Havia uma cumplicidade: com Lucas, o pai compartilhava repertórios e tocava junto; com Tiago, foi parceiro em projetos da Borelli & Merigo, escritório que cofundou em 1978. "A música foi um escape, uma terapia, e ajudava muito na arquitetura, na parte criativa", descreve o filho instrumentista.

A trajetória profissional foi de alguém que conciliou as pranchetas com a academia por décadas.
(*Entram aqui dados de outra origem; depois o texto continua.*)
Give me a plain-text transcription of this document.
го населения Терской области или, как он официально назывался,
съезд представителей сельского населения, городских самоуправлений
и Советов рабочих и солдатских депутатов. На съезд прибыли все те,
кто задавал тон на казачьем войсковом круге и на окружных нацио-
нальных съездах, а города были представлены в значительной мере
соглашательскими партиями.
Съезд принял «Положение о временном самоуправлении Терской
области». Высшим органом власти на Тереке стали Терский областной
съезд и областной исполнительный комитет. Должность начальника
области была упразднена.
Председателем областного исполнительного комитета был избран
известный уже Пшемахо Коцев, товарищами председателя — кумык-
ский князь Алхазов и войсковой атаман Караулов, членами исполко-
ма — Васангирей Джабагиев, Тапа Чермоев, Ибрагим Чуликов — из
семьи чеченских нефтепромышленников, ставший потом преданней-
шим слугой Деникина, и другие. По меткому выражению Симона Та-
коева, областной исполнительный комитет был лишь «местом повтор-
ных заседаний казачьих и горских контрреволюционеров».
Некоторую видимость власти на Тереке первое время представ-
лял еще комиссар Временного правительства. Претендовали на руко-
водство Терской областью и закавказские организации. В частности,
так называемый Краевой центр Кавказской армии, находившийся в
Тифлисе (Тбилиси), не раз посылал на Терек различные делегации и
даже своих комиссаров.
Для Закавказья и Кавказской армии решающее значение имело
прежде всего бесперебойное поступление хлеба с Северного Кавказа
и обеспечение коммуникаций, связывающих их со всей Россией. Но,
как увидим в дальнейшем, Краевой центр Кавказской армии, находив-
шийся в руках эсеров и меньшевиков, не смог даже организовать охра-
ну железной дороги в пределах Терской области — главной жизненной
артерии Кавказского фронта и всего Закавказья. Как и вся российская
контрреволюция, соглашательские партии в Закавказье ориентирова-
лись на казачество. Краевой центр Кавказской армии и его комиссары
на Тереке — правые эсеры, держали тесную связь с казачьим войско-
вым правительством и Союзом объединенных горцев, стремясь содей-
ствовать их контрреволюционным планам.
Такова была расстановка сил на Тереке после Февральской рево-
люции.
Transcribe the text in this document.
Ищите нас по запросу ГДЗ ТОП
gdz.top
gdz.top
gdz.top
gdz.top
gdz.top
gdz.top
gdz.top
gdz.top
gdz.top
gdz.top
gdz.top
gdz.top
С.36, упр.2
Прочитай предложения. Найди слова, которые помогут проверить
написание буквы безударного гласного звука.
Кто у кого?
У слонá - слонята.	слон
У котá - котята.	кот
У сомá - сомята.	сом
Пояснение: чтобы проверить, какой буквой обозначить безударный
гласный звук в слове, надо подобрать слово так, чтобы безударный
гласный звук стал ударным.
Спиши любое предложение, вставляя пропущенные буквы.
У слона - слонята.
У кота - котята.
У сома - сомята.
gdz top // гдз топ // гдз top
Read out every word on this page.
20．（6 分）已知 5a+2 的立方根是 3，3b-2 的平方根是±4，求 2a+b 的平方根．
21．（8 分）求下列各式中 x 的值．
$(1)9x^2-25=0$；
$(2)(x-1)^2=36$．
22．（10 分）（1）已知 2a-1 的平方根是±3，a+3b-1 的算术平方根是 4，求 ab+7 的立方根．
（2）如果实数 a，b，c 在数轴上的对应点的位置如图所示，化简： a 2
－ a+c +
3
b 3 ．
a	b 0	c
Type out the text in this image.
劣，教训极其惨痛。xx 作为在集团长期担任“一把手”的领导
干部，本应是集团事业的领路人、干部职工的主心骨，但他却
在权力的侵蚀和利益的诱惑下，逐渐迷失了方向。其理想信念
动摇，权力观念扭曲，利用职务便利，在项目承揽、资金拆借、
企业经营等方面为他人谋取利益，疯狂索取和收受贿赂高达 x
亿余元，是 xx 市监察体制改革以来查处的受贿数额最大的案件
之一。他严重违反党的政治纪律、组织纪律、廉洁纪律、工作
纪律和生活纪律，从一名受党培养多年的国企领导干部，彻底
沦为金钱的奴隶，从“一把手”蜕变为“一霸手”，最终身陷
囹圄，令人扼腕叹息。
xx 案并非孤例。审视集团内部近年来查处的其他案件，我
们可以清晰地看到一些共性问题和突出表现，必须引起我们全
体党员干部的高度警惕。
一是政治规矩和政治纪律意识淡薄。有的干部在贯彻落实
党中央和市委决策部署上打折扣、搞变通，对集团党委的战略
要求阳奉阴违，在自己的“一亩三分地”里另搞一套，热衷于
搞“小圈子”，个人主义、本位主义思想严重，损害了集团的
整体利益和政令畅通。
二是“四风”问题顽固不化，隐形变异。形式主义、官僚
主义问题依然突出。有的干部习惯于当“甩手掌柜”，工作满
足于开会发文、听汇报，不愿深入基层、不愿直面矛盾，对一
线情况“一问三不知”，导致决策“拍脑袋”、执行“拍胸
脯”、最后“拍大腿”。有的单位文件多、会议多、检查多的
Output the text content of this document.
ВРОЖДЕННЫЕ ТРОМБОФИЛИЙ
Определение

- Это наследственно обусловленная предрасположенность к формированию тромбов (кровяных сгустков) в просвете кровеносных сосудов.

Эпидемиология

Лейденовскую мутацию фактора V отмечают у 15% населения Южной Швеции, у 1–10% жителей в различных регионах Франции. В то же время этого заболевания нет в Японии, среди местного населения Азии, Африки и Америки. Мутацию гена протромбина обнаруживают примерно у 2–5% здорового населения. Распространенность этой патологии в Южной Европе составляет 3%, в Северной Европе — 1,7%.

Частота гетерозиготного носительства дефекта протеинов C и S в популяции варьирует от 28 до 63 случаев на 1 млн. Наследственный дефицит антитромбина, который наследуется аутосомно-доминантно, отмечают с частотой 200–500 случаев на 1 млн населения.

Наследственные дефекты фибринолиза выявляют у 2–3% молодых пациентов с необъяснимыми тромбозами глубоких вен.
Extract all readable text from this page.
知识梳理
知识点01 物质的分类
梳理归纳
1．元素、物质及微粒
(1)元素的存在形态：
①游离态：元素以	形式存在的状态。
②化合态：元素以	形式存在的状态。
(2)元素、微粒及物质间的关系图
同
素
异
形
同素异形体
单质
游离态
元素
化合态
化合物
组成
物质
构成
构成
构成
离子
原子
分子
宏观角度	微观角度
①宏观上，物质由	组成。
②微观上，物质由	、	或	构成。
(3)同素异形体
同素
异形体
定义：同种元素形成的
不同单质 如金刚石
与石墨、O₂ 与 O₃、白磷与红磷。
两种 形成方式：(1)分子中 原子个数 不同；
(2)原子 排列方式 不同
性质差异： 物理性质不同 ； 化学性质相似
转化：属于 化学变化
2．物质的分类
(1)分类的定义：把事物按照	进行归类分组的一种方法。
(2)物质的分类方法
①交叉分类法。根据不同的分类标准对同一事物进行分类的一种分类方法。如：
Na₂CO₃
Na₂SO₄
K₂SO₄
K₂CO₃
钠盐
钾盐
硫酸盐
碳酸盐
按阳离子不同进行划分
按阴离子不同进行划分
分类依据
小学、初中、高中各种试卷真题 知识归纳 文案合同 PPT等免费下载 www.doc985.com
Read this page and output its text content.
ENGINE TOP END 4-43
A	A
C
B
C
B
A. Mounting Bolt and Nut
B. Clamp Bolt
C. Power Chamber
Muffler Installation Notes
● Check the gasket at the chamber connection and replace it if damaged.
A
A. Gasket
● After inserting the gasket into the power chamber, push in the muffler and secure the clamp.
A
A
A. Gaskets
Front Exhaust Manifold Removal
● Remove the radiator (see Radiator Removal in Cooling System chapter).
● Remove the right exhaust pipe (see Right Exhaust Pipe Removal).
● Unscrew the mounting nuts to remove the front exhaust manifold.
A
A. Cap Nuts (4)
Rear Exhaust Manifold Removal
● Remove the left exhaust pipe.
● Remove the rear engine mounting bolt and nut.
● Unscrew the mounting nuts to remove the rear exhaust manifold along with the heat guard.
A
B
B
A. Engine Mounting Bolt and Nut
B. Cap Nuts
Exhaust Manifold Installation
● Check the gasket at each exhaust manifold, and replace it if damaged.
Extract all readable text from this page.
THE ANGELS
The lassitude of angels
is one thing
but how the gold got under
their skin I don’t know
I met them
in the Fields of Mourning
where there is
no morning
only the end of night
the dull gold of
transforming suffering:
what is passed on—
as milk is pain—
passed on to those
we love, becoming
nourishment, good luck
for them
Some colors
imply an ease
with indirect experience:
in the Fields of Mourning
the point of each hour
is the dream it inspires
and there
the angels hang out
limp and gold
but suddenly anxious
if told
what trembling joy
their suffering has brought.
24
Somente na FAU-USP (Faculdade de Arquitetura e Urbanismo da Universidade de São Paulo) foram 30 anos até a aposentadoria, em 2016. Na Faap (Fundação Armando Alvares Penteado), ele seguiu até o fim da vida.

No escritório, Borelli trabalhou especialmente com equipamentos públicos de saúde e transporte. A lista inclui os projetos dos hospitais municipais de Cidade Tiradentes e do M'Boi Mirim e do terminal intermodal do Grajaú, na zona sul paulistana, e a renovação do aeroporto de Lubango (Angola).

Também esteve à frente da transformação do antigo prédio do Detran-SP (Departamento Estadual de Trânsito de São Paulo) no MAC-USP (Museu de Arte Contemporânea da Universidade de São Paulo).